The theory of a "compact" between the States and the Federal Government, as expressed by Jefferson and Madison in the resolutions, was made a basis of the claim of the "Secessionists" of a later period, although they found more logical grounds in the theory of Calhoun that the "compact" was between the States themselves, and that the Federal Government was the result of the compact and not a party to it.

"Daniel Webster," says Prof. Alexander Johnston in his "American Political History," "ridiculed unsparingly the idea that the States could form a compact with another party which was only created by the compact and non-existent before it."

"Jefferson and his school would have looked upon forcible resistance by a single State to an oppressive Federal law as. . . revolutionary . . It was so stated in 1829-30 by Edward Livingston, the devoted adherent of Jefferson in 1798.

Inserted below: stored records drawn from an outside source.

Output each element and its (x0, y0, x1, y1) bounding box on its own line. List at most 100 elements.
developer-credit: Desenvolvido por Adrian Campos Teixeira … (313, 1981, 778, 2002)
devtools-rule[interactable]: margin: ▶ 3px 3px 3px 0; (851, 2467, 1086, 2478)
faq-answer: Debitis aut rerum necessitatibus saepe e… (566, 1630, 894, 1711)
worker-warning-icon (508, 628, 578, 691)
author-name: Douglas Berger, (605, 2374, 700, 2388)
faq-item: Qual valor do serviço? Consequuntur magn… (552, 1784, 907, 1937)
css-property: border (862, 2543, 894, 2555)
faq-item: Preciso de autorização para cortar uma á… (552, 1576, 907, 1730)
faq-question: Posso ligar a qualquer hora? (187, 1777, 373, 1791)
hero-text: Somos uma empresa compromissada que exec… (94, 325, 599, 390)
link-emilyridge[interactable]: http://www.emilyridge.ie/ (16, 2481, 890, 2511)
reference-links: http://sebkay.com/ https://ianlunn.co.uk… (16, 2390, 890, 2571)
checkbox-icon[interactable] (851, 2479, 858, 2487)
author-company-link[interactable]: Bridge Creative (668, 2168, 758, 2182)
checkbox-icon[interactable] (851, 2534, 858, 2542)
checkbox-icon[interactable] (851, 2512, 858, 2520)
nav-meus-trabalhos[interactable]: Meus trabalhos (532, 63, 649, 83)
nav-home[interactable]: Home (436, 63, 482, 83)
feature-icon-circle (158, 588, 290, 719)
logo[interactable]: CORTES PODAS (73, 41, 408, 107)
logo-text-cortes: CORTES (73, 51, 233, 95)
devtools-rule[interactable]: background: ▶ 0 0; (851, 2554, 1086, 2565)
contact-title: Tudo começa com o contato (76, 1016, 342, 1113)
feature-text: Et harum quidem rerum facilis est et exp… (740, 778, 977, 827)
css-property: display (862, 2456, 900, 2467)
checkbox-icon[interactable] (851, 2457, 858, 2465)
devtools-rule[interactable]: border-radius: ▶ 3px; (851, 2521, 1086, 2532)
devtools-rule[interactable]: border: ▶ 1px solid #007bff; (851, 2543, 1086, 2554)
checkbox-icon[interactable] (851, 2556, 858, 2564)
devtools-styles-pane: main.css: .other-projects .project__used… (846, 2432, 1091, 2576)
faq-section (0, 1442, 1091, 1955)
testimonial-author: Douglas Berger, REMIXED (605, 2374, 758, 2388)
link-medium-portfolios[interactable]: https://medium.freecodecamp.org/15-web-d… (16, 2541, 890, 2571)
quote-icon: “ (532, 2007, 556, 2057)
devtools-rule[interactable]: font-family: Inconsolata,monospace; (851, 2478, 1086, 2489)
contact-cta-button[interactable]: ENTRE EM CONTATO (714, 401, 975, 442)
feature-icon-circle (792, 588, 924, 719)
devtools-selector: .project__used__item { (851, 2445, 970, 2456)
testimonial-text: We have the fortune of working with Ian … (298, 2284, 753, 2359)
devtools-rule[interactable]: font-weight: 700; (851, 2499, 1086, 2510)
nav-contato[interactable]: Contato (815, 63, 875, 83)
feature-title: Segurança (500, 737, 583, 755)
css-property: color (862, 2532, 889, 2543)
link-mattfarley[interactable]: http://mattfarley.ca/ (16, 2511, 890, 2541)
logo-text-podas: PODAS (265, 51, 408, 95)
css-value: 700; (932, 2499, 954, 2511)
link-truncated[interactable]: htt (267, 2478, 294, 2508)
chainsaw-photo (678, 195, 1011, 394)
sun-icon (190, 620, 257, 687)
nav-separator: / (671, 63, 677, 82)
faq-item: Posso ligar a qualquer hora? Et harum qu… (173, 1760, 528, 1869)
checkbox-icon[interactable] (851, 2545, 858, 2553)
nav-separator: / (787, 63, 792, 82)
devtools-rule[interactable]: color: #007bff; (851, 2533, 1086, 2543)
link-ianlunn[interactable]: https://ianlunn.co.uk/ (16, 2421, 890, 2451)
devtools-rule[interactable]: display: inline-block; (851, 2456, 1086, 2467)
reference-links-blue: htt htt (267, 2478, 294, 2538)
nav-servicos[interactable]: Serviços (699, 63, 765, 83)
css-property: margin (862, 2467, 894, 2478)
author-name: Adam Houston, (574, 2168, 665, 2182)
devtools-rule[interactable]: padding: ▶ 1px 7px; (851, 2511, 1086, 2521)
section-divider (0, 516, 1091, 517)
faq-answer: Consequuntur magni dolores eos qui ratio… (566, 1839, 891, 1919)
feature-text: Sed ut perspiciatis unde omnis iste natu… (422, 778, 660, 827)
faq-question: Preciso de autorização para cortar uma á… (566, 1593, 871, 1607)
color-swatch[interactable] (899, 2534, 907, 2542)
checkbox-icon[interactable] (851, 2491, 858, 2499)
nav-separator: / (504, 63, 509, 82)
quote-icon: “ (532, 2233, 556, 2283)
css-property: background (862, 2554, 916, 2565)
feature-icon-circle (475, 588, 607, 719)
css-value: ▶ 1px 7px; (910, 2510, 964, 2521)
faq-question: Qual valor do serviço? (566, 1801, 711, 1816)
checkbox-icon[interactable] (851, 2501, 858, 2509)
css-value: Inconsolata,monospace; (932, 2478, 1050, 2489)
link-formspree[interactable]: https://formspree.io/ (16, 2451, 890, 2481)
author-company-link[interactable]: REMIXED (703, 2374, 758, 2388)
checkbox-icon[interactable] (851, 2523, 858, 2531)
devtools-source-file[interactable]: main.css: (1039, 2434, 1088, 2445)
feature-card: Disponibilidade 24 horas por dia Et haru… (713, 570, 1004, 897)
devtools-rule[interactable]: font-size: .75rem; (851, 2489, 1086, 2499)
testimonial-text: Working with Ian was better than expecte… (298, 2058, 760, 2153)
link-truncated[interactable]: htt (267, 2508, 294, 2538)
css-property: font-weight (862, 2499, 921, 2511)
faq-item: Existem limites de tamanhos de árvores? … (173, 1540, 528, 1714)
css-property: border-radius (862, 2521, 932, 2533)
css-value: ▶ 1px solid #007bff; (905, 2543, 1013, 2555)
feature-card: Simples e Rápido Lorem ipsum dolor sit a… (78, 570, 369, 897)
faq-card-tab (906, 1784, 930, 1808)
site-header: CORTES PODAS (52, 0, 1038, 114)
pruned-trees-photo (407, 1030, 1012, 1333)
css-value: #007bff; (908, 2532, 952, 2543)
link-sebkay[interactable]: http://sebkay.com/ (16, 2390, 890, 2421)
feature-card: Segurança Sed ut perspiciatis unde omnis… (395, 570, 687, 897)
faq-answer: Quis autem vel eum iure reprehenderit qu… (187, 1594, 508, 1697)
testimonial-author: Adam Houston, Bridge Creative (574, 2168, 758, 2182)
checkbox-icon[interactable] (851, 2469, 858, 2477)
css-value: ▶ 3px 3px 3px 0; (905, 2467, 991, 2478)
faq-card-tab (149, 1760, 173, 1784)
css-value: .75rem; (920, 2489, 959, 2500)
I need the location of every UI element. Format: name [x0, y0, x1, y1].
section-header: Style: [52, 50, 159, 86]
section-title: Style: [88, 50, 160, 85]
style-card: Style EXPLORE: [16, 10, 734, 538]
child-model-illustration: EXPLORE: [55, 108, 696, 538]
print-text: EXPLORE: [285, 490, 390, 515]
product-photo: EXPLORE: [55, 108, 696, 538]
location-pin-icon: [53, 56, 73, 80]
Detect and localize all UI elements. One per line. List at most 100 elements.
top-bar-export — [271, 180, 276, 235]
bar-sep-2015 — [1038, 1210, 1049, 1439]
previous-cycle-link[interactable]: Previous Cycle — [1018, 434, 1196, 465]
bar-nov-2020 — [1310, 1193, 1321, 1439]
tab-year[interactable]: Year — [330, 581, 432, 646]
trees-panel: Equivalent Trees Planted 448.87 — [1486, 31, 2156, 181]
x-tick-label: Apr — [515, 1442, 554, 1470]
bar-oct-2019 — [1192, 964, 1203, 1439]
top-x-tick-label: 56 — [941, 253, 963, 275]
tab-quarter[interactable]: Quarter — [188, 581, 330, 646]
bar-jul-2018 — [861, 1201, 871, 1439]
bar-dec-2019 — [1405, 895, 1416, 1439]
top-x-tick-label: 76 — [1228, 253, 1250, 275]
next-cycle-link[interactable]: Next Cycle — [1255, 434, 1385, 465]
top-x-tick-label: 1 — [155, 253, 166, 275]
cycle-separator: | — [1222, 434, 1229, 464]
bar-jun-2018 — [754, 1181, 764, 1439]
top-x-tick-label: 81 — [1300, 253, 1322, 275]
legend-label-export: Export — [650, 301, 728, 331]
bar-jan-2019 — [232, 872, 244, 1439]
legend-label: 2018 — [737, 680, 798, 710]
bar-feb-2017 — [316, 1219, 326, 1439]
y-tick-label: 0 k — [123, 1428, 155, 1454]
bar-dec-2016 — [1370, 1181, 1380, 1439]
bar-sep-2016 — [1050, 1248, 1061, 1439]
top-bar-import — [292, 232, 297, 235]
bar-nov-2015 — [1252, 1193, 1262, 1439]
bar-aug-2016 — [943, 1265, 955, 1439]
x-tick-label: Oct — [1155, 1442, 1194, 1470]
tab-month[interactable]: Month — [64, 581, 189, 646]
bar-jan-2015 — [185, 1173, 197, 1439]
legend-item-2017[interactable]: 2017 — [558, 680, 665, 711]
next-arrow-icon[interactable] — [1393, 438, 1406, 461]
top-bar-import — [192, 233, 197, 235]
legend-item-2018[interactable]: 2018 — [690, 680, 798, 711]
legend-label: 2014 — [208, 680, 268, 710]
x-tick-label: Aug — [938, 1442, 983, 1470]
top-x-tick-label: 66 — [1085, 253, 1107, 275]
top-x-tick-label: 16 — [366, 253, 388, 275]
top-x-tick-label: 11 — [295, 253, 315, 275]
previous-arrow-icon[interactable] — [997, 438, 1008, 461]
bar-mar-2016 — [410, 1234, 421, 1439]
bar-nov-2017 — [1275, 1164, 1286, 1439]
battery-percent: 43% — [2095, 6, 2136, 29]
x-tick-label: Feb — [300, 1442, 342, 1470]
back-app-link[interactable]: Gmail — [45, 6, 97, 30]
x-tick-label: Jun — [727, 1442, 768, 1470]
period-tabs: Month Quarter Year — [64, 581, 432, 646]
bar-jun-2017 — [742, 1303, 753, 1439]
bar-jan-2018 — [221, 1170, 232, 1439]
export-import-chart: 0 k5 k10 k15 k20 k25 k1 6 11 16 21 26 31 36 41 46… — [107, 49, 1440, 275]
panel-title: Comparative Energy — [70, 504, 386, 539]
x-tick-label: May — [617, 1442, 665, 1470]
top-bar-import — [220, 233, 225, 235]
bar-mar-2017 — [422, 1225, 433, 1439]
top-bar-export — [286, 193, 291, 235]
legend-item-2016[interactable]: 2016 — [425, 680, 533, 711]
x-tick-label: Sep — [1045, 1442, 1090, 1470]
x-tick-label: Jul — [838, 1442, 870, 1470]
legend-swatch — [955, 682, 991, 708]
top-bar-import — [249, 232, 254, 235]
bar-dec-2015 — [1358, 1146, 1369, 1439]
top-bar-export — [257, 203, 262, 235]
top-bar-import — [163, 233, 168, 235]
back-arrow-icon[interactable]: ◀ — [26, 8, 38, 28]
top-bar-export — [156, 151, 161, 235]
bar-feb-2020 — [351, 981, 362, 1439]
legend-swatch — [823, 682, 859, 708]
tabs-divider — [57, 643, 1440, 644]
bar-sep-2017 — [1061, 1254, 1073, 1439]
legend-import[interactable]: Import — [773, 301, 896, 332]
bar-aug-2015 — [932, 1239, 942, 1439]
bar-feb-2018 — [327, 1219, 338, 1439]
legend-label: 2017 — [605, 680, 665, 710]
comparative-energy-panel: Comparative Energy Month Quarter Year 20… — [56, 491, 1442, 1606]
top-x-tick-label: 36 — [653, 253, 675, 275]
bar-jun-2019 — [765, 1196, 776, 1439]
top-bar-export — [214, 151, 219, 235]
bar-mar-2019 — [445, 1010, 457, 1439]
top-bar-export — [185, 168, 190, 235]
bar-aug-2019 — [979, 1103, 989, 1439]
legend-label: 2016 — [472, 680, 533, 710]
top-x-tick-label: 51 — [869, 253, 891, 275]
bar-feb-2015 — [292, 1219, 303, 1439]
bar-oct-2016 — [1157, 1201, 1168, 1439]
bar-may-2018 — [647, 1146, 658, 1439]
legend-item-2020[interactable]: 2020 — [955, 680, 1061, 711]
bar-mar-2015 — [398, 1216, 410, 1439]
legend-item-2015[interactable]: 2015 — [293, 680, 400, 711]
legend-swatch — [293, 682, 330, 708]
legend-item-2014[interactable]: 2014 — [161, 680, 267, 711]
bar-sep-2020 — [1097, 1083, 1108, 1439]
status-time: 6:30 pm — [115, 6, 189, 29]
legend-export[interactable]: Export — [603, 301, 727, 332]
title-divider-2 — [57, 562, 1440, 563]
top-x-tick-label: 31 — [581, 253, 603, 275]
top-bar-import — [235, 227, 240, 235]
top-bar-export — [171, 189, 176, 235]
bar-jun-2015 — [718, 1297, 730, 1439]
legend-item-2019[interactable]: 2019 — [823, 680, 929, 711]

"In a constitutional point of view, this fundamental difference between the right of 'the States' in natural convention, and of a single State, proprio vigore,' to 'nullify' acts of Congress, and to interpret the Constitution, above and beyond the Federal judiciary, is the essential difference between the 'nullification' of Jefferson and that of Calhoun. The strongest evidence to the contrary is a sentence in Jefferson's original draft of the Kentucky resolutions. It is as follows: 'that every State has a natural right, in cases not within the compact, to nullify of their own authority all assumptions of power by others within their limits.' This was struck out in the final copy of the resolutions, but by whom is not known. Various explanations of this sentence have been offered, the most plausible being that the inexcusable sentence was due only to heat of composition, and was struck out by Jefferson on his realizing the full force of what he had written. On the one hand, this sentence has arrayed against it a great mass of contemporary testimony; on the other, if it is to stand as Jefferson's perfected theory, every atom of Calhoun's perfected theory finds in it a perfect antetype.

"It is also fair and proper, in this connection, to call the reader's special attention to a letter of December 24, 1825, 1"'Of its own force."

from Jefferson to Madison, which has never hitherto received the prominence which it deserves. It is on the subject of internal improvements. He regards opposition to the new system as 'desperate,' but proposes a new series of resolutions, to be passed by the Virginia legislature, as a protest against it. They are much like the Resolutions of 1798, but conclude by demanding an amendment to the Constitution to grant the doubtful power, and by promising for the State and imposing upon the citizens of the State an acquiescence in the acts 'which we have declared to be a usurpation' 'until the legislature shall otherwise and ultimately decide.""

A letter of Jefferson to Justice William Johnston, on June 12, 1823, gives in a nutshell the opinion of the author of the Kentucky resolutions upon the same point:

"The ultimate arbiter is the people of the Union, assembled by their deputies in convention, at the call of Congress, or of two-thirds of the States. Let them decide to which they mean to give an authority claimed by two of their organs [i. e., the Federal Government, or the States]."


The Hartford convention has already been referred to [in Vol. II, page 217] in connection with the Second War with Great Britain. It played, however, a far greater part in our civil and domestic politics than in our military and foreign concerns, dealing as it did with the questions of State and civic rights.

The Administration of James Madison, indeed, believing that the purpose of the convention of representatives from New England legislatures and conventions was nothing less than the dissolution of the Union, sent an army officer to Hartford to oversee its deliberations, and Congress (strongly Republican) requested the President to appoint a day for national fasting and prayer.

The convention deliberated in secret for three weeks, until January 5, 1815, when it adopted a report to the legislature and counties represented.